Computational Basis of LLM's Decision Making in Social Simulation
Ji Ma
TL;DR
This work introduces activation-based steering to investigate how social concepts are encoded in LLM internal representations and how they causally influence decisions. By extracting, orthogonalizing, and injecting targeted steering vectors in the residual streams, the authors conduct controlled virtual social experiments (Dictator Game) to probe variable-specific effects such as framing and gender. The results show that internal representations encode social variables with varying strength and depth, that directional alignment does not always predict magnitude, and that well-posed perturbations can bias decisions in a controlled, legible way.

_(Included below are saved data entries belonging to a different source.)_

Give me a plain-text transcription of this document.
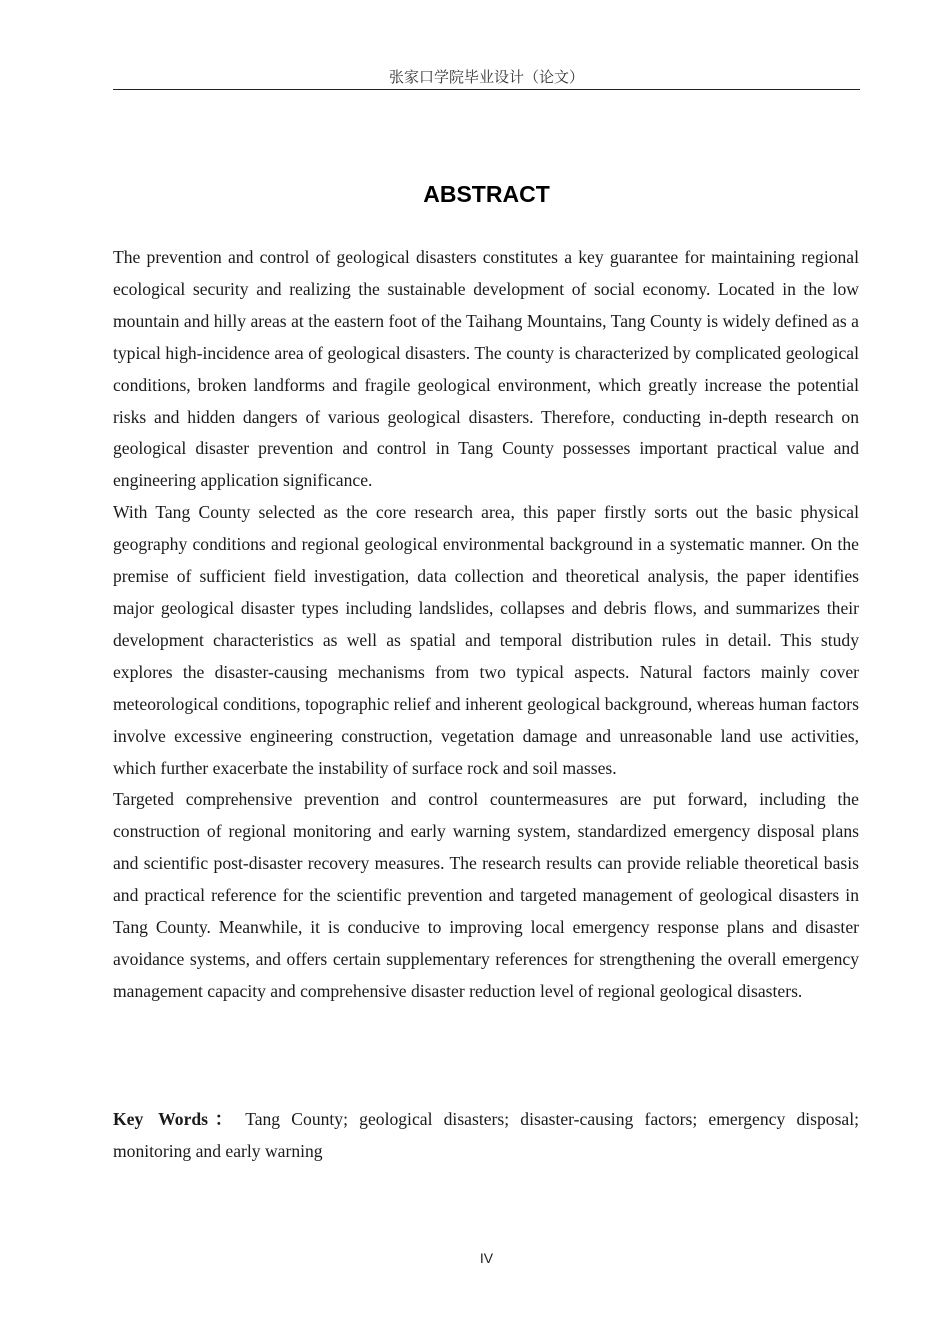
张家口学院毕业设计（论文）
ABSTRACT

The prevention and control of geological disasters constitutes a key guarantee for maintaining regional ecological security and realizing the sustainable development of social economy. Located in the low mountain and hilly areas at the eastern foot of the Taihang Mountains, Tang County is widely defined as a typical high-incidence area of geological disasters. The county is characterized by complicated geological conditions, broken landforms and fragile geological environment, which greatly increase the potential risks and hidden dangers of various geological disasters. Therefore, conducting in-depth research on geological disaster prevention and control in Tang County possesses important practical value and engineering application significance.

With Tang County selected as the core research area, this paper firstly sorts out the basic physical geography conditions and regional geological environmental background in a systematic manner. On the premise of sufficient field investigation, data collection and theoretical analysis, the paper identifies major geological disaster types including landslides, collapses and debris flows, and summarizes their development characteristics as well as spatial and temporal distribution rules in detail. This study explores the disaster-causing mechanisms from two typical aspects. Natural factors mainly cover meteorological conditions, topographic relief and inherent geological background, whereas human factors involve excessive engineering construction, vegetation damage and unreasonable land use activities, which further exacerbate the instability of surface rock and soil masses.

Targeted comprehensive prevention and control countermeasures are put forward, including the construction of regional monitoring and early warning system, standardized emergency disposal plans and scientific post-disaster recovery measures. The research results can provide reliable theoretical basis and practical reference for the scientific prevention and targeted management of geological disasters in Tang County. Meanwhile, it is conducive to improving local emergency response plans and disaster avoidance systems, and offers certain supplementary references for strengthening the overall emergency management capacity and comprehensive disaster reduction level of regional geological disasters.

Key Words： Tang County; geological disasters; disaster-causing factors; emergency disposal; monitoring and early warning

IV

The approach provides a theory-grounded, auditable framework for interrogating and shaping LLM behavior in social simulations, with implications for alignment, debiasing, and industry applications, while noting the need for external sociological validation against human data.
Abstract
Large language models (LLMs) increasingly serve as human-like decision-making agents in social science and applied settings. These LLM-agents are typically assigned human-like characters and placed in real-life contexts. However, how these characters and contexts shape an LLM's behavior remains underexplored. This study proposes and tests methods for probing, quantifying, and modifying an LLM's internal representations in a Dictator Game, a classic behavioral experiment on fairness and prosocial behavior. We extract ``vectors of variable variations'' (e.g., ``male'' to ``female'') from the LLM's internal state. Manipulating these vectors during the model's inference can substantially alter how those variables relate to the model's decision-making. This approach offers a principled way to study and regulate how social concepts can be encoded and engineered within transformer-based models, with implications for alignment, debiasing, and designing AI agents for social simulations in both academic and commercial applications, strengthening sociological theory and measurement.